In my view, one of the most famous thought experiments in philosophy, John Searle’s Chinese Room experiment, has been decisively answered by science. The Chinese Room thinks. Here’s a recap of the argument from the SEP
The argument and thought-experiment now generally known as the Chinese Room Argument was first published in a 1980 article by American philosopher John Searle (1932– ). It has become one of the best-known arguments in recent philosophy. Searle imagines himself alone in a room following a computer program for responding to Chinese characters slipped under the door. Searle understands nothing of Chinese, and yet, by following the program for manipulating symbols and numerals just as a computer does, he sends appropriate strings of Chinese characters back out under the door, and this leads those outside to mistakenly suppose there is a Chinese speaker in the room.
The narrow conclusion of the argument is that programming a digital computer may make it appear to understand language but could not produce real understanding. Hence the “Turing Test” is inadequate. Searle argues that the thought experiment underscores the fact that computers merely use syntactic rules to manipulate symbol strings, but have no understanding of meaning or semantics. The broader conclusion of the argument is that the theory that human minds are computer-like computational or information processing systems is refuted.

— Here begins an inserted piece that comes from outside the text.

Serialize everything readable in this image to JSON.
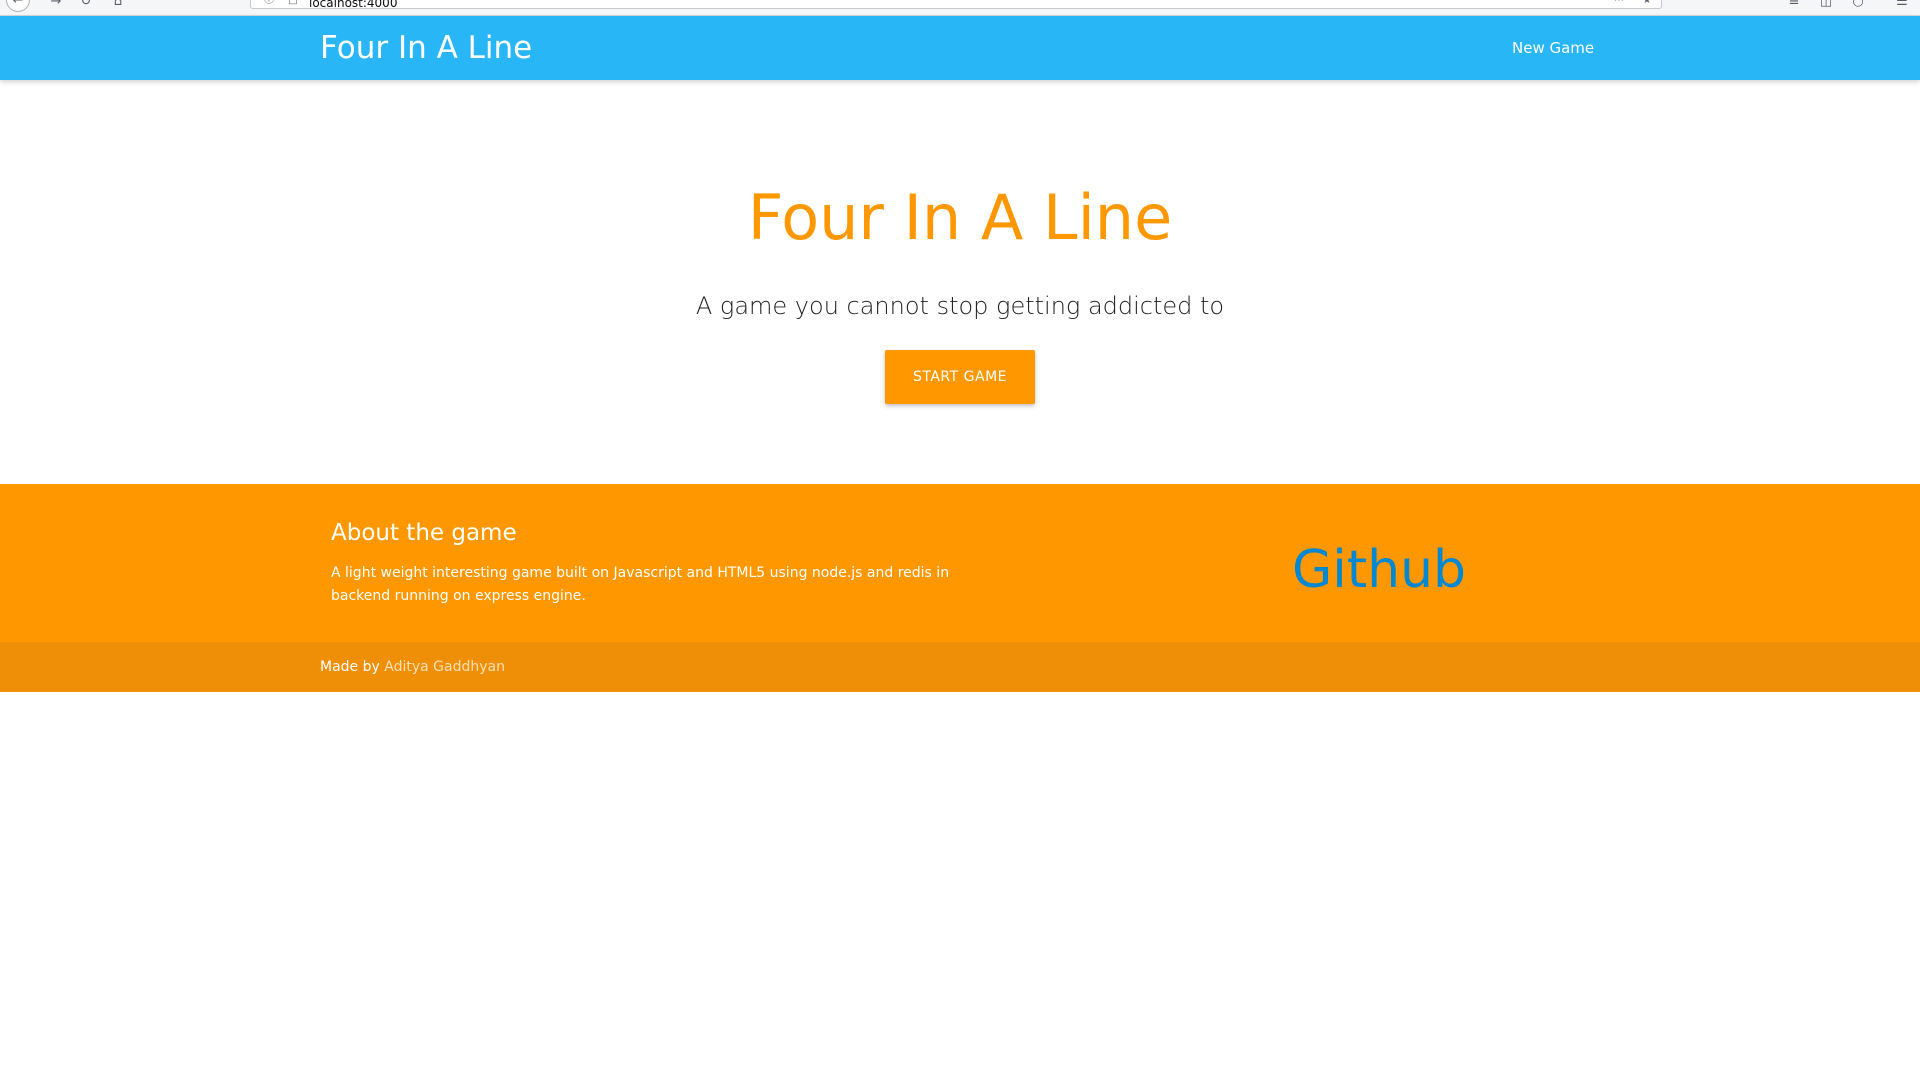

Instead minds must result from biological processes; computers can at best simulate these biological processes. Thus the argument has large implications for semantics, philosophy of language and mind, theories of consciousness, computer science and cognitive science generally. As a result, there have been many critical replies to the argument.
Now consider the recent and stunning output from Google’s Pathway Languages Model:
It seems obvious that the computer is reasoning. It certainly isn’t simply remembering. It is reasoning and at a pretty high level! To say that the computer doesn’t “understand” seems little better than a statement of religious faith or speciesism. Silicon can never have a soul! Biology transcends physics! Wetware is miraculous!
If you ask AI, do you understand? It will say yes. Just like a person. It’s true that AI is just a set of electronic neurons none of which “understand” but my neurons don’t understand anything either. It’s the system that understands. The Chinese room understands in any objective evaluation and the fact that it fails on some subjective impression of what it is or isn’t like to be an AI or a person is a failure of imagination not an argument. Unlike the Searle conclusion, the Turing test is theory-agnostic and fair–it’s like evaluating orchestra players behind a silk screen. Consciousness Is as Consciousness Does.
These arguments aren’t new but Searle’s thought experiment was first posed at a time when the output from AI looked stilted, limited, mechanical. It was easy to imagine that there was a difference in kind. Now the output from AI looks fluid, general, human. It’s harder to imagine there is a difference in kind. The sheer ability of AI to reason, counter-balances our initial intuition, bias and hubris, making the defects in Searle’s argument easier to accept.